Tarantino é por certo o mais óbvio, mas ele poderia ter citado outros como Wes Anderson e (o controverso) Lars von Trier.
(Vejam do dinamarquês, o radical A Casa que Jack Construiu (2018) e observe até onde vão as referências de um cineasta que “inventou” o movimento estético Dogma 95)
Podia ele também ter observado que Tarantino assim se constitui porque ele é um devorador voraz de filmes. Quem leu seu livro “Especulações Cinematográficas” sabe disso (Além de aprender muito). Ele é uma enciclopédia artística.
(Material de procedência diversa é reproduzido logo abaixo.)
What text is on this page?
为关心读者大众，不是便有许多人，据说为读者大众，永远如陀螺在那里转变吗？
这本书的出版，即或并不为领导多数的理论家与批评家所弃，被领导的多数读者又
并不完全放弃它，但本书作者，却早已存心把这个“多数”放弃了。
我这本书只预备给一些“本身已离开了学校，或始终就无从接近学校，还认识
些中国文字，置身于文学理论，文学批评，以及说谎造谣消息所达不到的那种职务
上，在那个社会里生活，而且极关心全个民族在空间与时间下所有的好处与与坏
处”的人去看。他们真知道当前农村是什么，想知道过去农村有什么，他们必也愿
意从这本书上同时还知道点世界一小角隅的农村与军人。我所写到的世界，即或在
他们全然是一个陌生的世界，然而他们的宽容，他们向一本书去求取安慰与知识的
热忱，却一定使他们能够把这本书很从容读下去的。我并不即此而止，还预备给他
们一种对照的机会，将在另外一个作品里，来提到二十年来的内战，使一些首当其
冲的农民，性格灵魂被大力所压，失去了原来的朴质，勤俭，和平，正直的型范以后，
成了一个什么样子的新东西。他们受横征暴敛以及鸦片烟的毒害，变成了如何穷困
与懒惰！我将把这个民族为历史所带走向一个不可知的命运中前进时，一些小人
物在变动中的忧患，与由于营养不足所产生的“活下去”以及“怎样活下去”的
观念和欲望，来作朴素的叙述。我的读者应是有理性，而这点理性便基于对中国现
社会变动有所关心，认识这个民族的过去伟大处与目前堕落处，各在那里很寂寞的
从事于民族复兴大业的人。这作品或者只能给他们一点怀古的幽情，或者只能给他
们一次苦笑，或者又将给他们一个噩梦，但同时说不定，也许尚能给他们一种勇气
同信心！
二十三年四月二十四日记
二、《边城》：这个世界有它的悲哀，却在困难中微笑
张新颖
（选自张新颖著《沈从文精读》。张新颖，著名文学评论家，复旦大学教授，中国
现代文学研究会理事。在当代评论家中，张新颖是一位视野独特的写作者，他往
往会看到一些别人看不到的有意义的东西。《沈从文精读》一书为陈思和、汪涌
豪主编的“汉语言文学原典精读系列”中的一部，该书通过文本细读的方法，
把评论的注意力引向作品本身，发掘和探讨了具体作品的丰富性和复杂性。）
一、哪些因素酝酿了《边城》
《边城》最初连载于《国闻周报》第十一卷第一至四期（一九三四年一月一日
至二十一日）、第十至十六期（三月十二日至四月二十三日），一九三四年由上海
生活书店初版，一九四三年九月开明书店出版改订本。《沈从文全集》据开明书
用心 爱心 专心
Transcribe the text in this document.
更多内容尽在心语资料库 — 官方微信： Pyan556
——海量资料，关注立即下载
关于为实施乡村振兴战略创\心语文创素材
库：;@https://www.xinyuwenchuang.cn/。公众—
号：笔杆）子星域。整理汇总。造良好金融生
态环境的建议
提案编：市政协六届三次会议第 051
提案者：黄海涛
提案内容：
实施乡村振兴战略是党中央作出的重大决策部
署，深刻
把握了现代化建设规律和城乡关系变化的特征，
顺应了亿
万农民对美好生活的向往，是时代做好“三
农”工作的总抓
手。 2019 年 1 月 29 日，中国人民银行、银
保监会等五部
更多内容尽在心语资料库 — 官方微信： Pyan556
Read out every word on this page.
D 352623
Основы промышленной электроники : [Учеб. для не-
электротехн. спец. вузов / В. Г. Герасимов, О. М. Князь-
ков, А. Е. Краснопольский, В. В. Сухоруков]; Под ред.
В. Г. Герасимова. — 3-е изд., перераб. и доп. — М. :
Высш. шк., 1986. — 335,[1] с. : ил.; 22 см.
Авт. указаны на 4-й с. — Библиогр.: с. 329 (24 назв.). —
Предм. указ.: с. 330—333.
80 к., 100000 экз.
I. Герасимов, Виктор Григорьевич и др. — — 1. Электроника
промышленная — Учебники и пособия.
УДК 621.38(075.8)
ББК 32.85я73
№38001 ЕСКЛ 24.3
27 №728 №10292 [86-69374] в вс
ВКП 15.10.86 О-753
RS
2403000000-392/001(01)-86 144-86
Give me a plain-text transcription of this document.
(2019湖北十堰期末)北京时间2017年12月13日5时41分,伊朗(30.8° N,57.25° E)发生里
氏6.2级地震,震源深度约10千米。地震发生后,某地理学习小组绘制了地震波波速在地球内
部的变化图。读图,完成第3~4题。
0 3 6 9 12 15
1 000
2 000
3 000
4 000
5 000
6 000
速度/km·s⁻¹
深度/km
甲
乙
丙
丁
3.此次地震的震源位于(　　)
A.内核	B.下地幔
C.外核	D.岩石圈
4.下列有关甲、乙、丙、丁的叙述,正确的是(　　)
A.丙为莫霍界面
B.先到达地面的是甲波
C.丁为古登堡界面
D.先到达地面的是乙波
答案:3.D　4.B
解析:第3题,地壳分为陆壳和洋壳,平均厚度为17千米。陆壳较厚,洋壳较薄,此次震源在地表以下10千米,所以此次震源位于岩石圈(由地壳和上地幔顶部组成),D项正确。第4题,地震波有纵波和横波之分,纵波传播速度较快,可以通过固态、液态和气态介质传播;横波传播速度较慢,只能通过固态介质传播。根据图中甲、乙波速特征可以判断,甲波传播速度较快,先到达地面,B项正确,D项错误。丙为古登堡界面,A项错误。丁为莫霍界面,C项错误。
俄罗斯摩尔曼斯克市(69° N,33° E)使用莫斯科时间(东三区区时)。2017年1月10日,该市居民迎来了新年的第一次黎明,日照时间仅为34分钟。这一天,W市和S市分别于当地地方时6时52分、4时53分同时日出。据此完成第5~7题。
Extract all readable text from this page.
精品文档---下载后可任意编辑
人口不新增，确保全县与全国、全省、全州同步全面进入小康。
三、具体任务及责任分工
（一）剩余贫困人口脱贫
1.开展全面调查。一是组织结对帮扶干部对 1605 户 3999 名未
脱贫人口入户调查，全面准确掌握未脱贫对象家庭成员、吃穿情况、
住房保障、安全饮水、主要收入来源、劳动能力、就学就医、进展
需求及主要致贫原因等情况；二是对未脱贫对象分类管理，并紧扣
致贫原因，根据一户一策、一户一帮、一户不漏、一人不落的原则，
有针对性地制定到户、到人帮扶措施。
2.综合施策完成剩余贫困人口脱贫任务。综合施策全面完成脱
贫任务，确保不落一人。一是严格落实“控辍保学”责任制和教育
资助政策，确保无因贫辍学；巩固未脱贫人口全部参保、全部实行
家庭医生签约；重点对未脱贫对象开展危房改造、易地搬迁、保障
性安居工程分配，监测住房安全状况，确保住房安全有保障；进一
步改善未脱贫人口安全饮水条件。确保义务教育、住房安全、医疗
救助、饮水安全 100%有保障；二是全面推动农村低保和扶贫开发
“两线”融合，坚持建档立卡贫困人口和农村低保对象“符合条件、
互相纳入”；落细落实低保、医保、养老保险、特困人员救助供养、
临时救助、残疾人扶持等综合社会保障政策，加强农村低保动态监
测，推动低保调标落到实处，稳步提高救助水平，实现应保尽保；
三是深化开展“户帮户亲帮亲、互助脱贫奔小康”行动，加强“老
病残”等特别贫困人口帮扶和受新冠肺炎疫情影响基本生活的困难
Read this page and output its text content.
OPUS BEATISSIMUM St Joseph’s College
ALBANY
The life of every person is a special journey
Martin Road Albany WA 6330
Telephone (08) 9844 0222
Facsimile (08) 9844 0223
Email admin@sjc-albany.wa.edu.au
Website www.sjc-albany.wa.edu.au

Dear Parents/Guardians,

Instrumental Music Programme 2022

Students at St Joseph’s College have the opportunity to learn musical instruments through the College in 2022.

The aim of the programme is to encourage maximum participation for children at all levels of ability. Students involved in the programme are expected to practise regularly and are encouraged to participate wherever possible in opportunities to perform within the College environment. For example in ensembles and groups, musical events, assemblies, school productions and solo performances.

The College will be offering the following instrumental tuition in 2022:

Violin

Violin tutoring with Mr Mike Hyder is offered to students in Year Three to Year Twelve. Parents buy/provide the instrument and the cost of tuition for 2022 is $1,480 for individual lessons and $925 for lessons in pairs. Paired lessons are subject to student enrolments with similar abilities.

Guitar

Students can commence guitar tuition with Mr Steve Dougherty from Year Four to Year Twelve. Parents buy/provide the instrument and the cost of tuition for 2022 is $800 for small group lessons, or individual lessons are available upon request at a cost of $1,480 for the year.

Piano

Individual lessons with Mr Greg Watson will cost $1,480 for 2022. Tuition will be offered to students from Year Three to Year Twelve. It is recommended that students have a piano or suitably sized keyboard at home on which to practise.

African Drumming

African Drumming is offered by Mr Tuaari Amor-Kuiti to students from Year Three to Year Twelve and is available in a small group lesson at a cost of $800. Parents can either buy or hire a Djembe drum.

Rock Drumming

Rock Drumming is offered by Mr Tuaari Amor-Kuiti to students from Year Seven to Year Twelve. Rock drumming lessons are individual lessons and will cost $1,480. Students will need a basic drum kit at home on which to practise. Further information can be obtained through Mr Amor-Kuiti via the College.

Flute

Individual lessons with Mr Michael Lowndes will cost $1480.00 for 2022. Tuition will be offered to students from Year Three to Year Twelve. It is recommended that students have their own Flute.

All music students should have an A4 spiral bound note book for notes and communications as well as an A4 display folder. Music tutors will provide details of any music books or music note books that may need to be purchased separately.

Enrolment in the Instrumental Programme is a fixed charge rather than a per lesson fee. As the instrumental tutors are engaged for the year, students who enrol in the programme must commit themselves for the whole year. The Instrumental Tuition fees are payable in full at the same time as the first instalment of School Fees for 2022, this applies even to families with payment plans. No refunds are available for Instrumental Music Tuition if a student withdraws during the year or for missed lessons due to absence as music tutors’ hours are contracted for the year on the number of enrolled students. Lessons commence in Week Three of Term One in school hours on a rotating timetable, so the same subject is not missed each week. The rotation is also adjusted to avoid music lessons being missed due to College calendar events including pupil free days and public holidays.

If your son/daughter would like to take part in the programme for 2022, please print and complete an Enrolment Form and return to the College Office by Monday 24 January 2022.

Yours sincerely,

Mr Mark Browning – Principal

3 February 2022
Lar von Trier: O cartaz do desafiador A Casa Que Jack Construiu já cita Virgílio (A Divina Comédia). Cartaz: Divulgação
Vamos lá.
Provavelmente, uma das cenas mais referenciadas no cinema seja o momento final em “Rastros de Ódio” (The Searchers, 1956) quando o personagem problemático, solitário e dilacerado de John Wayne dá as costas para o espectador e segue sem destino, enquadrado não só pela câmera, mas pelo caixilho da porta da casa de sua família.
Uma sensível composição visual (um quadro dentro do quadro, técnica repetida algumas vezes no próprio filme) que justifica as homenagens espalhadas em várias releituras de diversos outros filmes. (Em Kill Bill, 2003 e Predador – A Caçada, 2022, entre outros)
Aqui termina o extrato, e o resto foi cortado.